Which writers (living or dead) do you feel have influenced you the most?My earliest serious influence was the Bible, which was the central text of my childhood; it’s still important to me, still in the King James Version. In college I discovered Wallace Stevens, as noted, and Emily Dickinson. Since then the influences have been too numerous to mention, or for me to even recognize. But I know that Muriel Rukeyser and Peter Klappert nudged me toward the “documentary” poetry I’ve been writing recently, as well as toward the book-length poem or sequence, for which Gwendolyn Brooks and C.D. Wright (Deepstep Come Shining) were also influences.

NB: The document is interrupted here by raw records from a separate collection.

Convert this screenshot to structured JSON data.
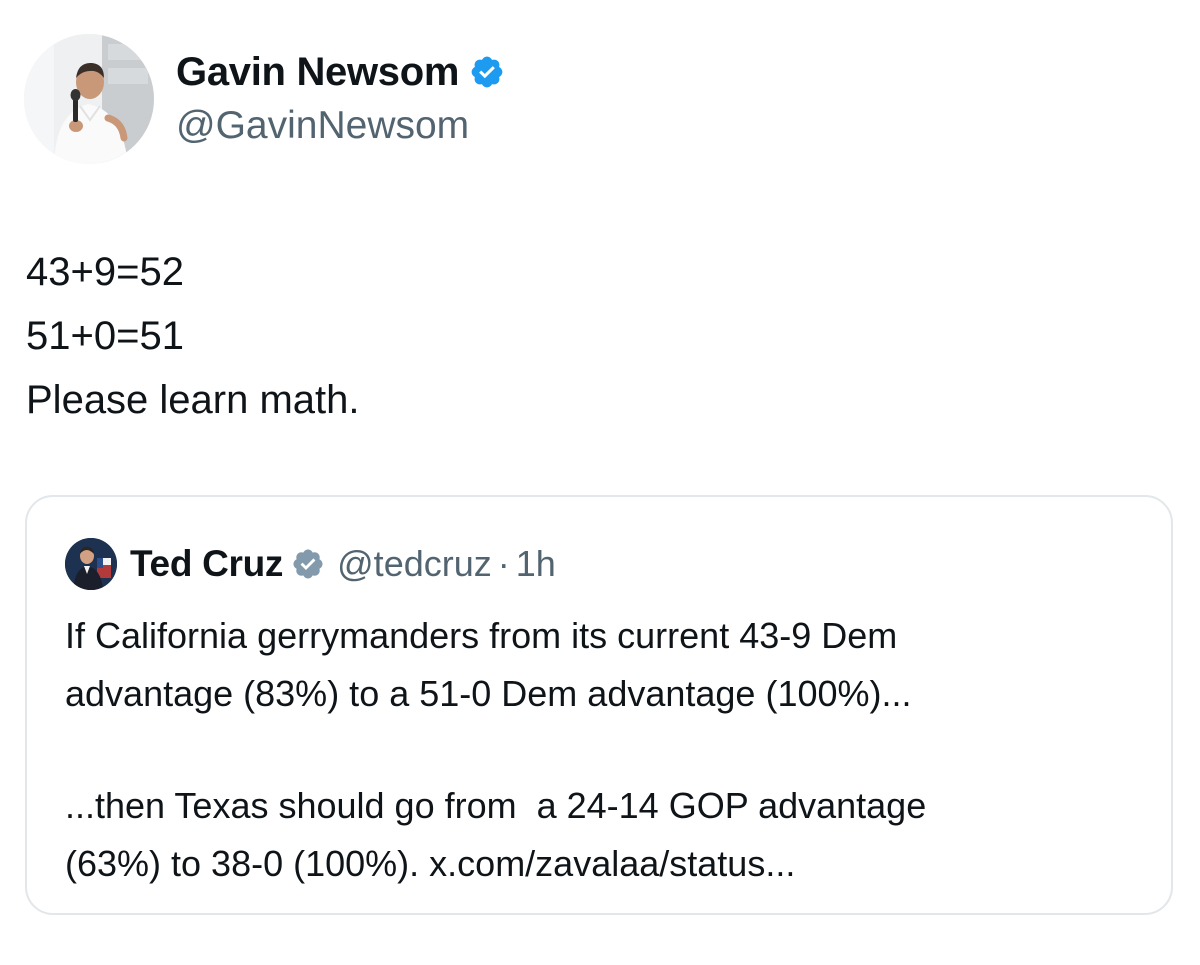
{
  "tweet": {
    "author_name": "Gavin Newsom",
    "author_handle": "@GavinNewsom",
    "verified_icon": "verified-badge-icon",
    "lines": [
      "43+9=52",
      "51+0=51",
      "Please learn math."
    ]
  },
  "quote": {
    "author_name": "Ted Cruz",
    "author_handle": "@tedcruz",
    "separator": "·",
    "time": "1h",
    "verified_icon": "verified-badge-icon",
    "paragraph1_lines": [
      "If California gerrymanders from its current 43-9 Dem",
      "advantage (83%) to a 51-0 Dem advantage (100%)..."
    ],
    "paragraph2_lines": [
      "...then Texas should go from  a 24-14 GOP advantage",
      "(63%) to 38-0 (100%). x.com/zavalaa/status..."
    ]
  },
  "colors": {
    "text": "#0f1419",
    "secondary_text": "#536471",
    "verified_main": "#1d9bf0",
    "verified_quote": "#829aab",
    "card_border": "#e3e7ea"
  }
}
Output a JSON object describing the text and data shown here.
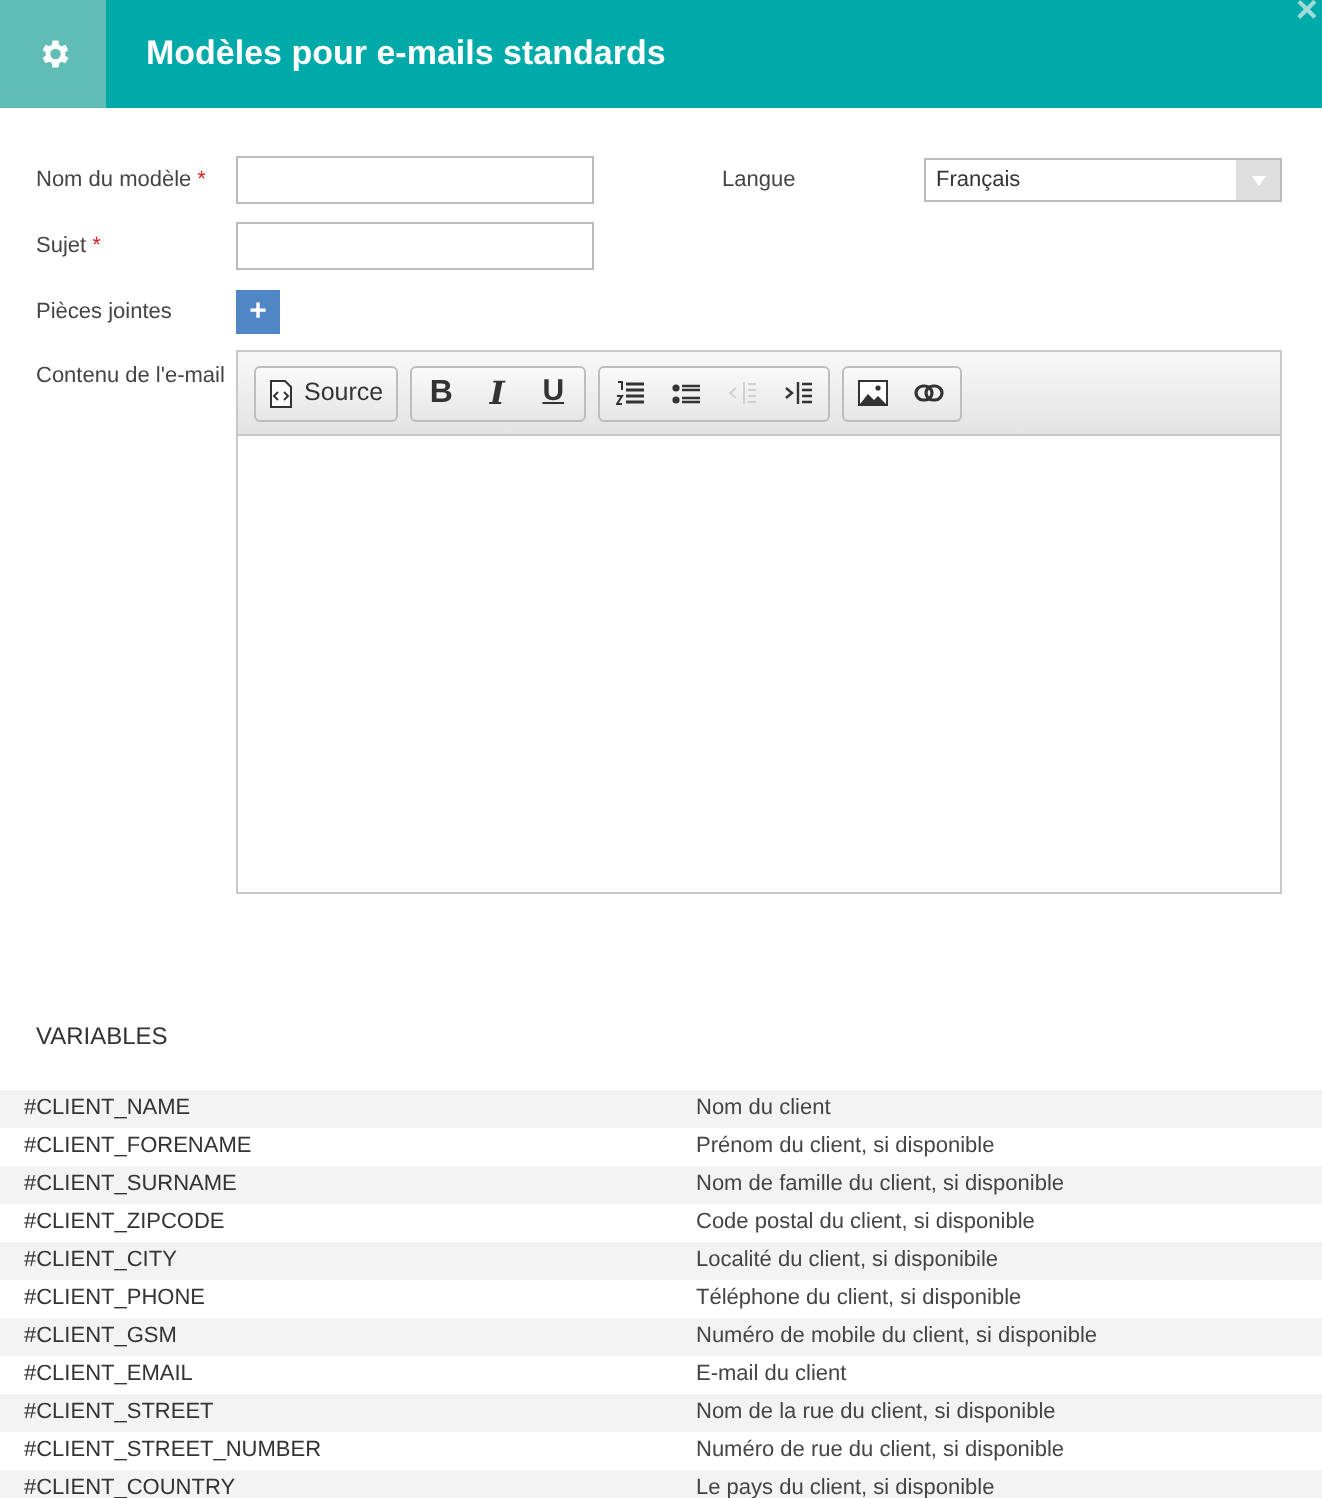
{
  "header": {
    "title": "Modèles pour e-mails standards",
    "close": "×"
  },
  "form": {
    "name_label": "Nom du modèle",
    "name_required_mark": "*",
    "subject_label": "Sujet",
    "subject_required_mark": "*",
    "attachments_label": "Pièces jointes",
    "attach_button": "+",
    "language_label": "Langue",
    "language_value": "Français",
    "content_label": "Contenu de l'e-mail"
  },
  "toolbar": [
    [
      {
        "kind": "source",
        "label": "Source",
        "disabled": false
      }
    ],
    [
      {
        "kind": "bold",
        "label": "B",
        "disabled": false
      },
      {
        "kind": "italic",
        "label": "I",
        "disabled": false
      },
      {
        "kind": "underline",
        "label": "U",
        "disabled": false
      }
    ],
    [
      {
        "kind": "numbered-list",
        "disabled": false
      },
      {
        "kind": "bulleted-list",
        "disabled": false
      },
      {
        "kind": "outdent",
        "disabled": true
      },
      {
        "kind": "indent",
        "disabled": false
      }
    ],
    [
      {
        "kind": "image",
        "disabled": false
      },
      {
        "kind": "link",
        "disabled": false
      }
    ]
  ],
  "variables": {
    "title": "VARIABLES",
    "rows": [
      {
        "name": "#CLIENT_NAME",
        "description": "Nom du client"
      },
      {
        "name": "#CLIENT_FORENAME",
        "description": "Prénom du client, si disponible"
      },
      {
        "name": "#CLIENT_SURNAME",
        "description": "Nom de famille du client, si disponible"
      },
      {
        "name": "#CLIENT_ZIPCODE",
        "description": "Code postal du client, si disponible"
      },
      {
        "name": "#CLIENT_CITY",
        "description": "Localité du client, si disponibile"
      },
      {
        "name": "#CLIENT_PHONE",
        "description": "Téléphone du client, si disponible"
      },
      {
        "name": "#CLIENT_GSM",
        "description": "Numéro de mobile du client, si disponible"
      },
      {
        "name": "#CLIENT_EMAIL",
        "description": "E-mail du client"
      },
      {
        "name": "#CLIENT_STREET",
        "description": "Nom de la rue du client, si disponible"
      },
      {
        "name": "#CLIENT_STREET_NUMBER",
        "description": "Numéro de rue du client, si disponible"
      },
      {
        "name": "#CLIENT_COUNTRY",
        "description": "Le pays du client, si disponible"
      }
    ]
  }
}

Tell us a little bit about your new collection: what's the significance of the title? are there over-arching themes? what was the process of assembling it? was is a project book? etc.
Admit One: An American Scrapbook focuses on the scientific racism of the early twentieth century, including the eugenics movement. The book began when I discovered that the 1904 St. Louis World’s Fair, which my grandparents had attended, included not only fake marble palaces extolling the virtues of progress, but also 3,000 human “exhibits” designed to show “scientific” distinctions between races. From then on, one discovery led to another: one of the Fair “exhibits” was later displayed in the Bronx Zoo, which was founded by a man who became central to the eugenics movement, and whose work culminated in anti-immigration, anti-miscegenation, and eugenic sterilization laws in 1924. Among the book’s recurring elements are evolving portraits of the “exhibited” African Ota Benga, the sterilization victim Carrie Buck, and the eugenicist Madison Grant, whose reach extended to Nazi Germany.

The book uses a wide variety of documentary sources, including my Illinois grandfather’s newspaper, resulting in a “scrapbook” of fragments, quotations, narrative passages, and lyrical riffs. The “Admit One” part of the title references many of the book’s central concerns: the Fair and the Zoo, which would have required a ticket for entry; immigration policy, which determined who was and who was not admitted to the country; and institutions to which the victims of eugenic segregation and sterlization were admitted.

Read and view a sample poem from Admit One: An American Scrapbook here:

Fitter Families

Yea, I have a goodly heritage my mother
said her sister said the Bible said
and it does and they did we do but

that was also the motto of Fitter Families
for Future Firesides, contests featured
at state fairs using anthropometric

measurements medical dental vision
exams intelligence tests personality
evaluations of families some

with several generations as well
as eugenic family histories. The forms
had a blank for race (which could be Nordic)

and charts were posted with literacy rates
for NATIVE-BORN FOREIGN-BORN NEGROES
as well as birth rates for NATIVE-BORN ALIEN

There were also displays with flashing lights

This light flashes every 15 seconds
                                       O
Every 15 seconds $100 of your money
goes for the care of persons with bad
heredity such as the insane, feeble-
minded, criminals & other defectives.